Auch die Novelle zum Klimaschutzgesetz ist heute in Begutachtung geschickt worden. Der rechtlich verbindliche Rahmen für zukünftige Verantwortlichkeiten im Klimaschutz ist bereits im Oktober des Vorjahres beschlossen worden. Jetzt geht es um konkrete Ziele, verpflichtende Beiträge der Länder fehlen noch immer.

Mittagsjournal, 21.12.2012

Barbara Battisti

Keine Vorgaben für Länder

Die Verhandlungen waren lang und zäh und sie sind noch immer nicht abgeschlossen. Denn das Klimaschutzgesetz soll festlegen, wie sich Bund, Länder und Ministerien die Verantwortung für die Klimapolitik aufteilen. Doch in der Novelle zum Klimaschutzgesetz, die heute in Begutachtung geschickt wird, ist von Aufgaben der Bundesländer und möglichen Sanktionen noch keine Rede.

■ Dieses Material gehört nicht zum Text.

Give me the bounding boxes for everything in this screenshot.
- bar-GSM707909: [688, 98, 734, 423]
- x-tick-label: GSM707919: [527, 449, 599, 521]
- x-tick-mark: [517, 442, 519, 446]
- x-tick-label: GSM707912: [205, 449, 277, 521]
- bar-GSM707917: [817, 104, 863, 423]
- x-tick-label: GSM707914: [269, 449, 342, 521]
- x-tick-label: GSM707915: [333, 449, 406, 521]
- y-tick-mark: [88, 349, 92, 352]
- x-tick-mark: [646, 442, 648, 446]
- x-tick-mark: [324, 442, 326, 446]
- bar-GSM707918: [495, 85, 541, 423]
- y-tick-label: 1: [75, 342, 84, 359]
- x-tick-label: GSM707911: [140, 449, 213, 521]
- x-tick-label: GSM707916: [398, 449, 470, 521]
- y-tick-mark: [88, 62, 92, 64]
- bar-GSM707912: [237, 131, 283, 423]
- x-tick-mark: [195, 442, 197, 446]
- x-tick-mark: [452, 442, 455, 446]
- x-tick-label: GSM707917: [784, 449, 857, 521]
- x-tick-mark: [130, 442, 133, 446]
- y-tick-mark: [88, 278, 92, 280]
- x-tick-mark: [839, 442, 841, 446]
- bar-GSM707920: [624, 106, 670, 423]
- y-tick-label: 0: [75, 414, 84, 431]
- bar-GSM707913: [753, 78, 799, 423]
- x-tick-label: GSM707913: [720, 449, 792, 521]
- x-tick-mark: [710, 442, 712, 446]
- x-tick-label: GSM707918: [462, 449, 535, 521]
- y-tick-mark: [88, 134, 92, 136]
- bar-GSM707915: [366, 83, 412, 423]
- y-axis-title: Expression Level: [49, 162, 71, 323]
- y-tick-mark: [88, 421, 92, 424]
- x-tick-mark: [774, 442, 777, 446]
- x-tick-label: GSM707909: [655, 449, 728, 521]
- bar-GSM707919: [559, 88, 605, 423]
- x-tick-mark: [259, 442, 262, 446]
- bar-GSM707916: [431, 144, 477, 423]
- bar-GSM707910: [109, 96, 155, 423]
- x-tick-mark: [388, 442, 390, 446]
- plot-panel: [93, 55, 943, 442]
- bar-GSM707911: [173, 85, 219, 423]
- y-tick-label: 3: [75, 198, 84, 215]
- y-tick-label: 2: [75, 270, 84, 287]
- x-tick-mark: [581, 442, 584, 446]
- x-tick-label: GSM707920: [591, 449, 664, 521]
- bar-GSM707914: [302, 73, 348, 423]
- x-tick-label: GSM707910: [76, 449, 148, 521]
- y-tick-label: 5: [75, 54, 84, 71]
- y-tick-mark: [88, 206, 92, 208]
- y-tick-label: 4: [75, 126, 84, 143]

Festgelegt ist lediglich, wie viel die einzelnen Sektoren künftig maximal an Treibhausgasen bis 2020 in die Luft blasen dürfen. Konkret sind Ziele für die Bereiche Verkehr, Energie und Industrie, Gebäude, Landwirtschaft, Abfallwirtschaft und florierte Gase in der Novelle festgelegt. Insgesamt dürfen im kommenden Jahr 51 Tonnen CO2 produziert werden, bis 2020 soll diese Menge auf knapp 48 Millionen Tonnen sinken. Am größten sind die geplanten Einsparungen bei den Gebäuden - also im Wesentlichen bei der Raumwärme: Hier soll die erlaubte CO2-Höchstmenge bis zum Jahr 2020 von 10 Millionen Tonnen auf 8,6 Millionen Tonnen sinken.

Weiter keine CO2-Ersparnis

Mit welchen Maßnahmen diese Ziele aber erreicht werden sollen, steht ebenso wenig fest wie die Sanktionen, also vermutlich Strafzahlungen, bei Nichterreichen der Ziele. Und ganz wichtig wäre, wer wann wie viel zahlen muss. Dazu werde derzeit intensiv mit den Ländern verhandelt, heißt es in einer Aussendung von Umweltminister Nikolaus Berlakovich (ÖVP).

Umweltschutzorganisationen kritisieren schon seit längerem heftig, dass die Regierung seit über einem Jahr mit der Umsetzung des Klimaschutzgesetzes säumig sei. Auch Minister Berlakovich hat in einem Interview vor dem UN-Klimagipfel in Doha eingeräumt, dass die Verhandlungen über das Klimaschutzgesetz ein zäher Prozess seien. Wer dabei mehr bremst - Länder oder Ministerien - wollte er aber nicht verraten.

Die Grünen haben ihre Kritik zuletzt so zusammengefasst: Vor einem Jahr wurde das Klimaschutzgesetz beschlossen. Bisher wurde dadurch aber noch kein einziges Gramm CO2 eingespart. Das wird sich wohl auch durch die Novelle noch nicht ändern.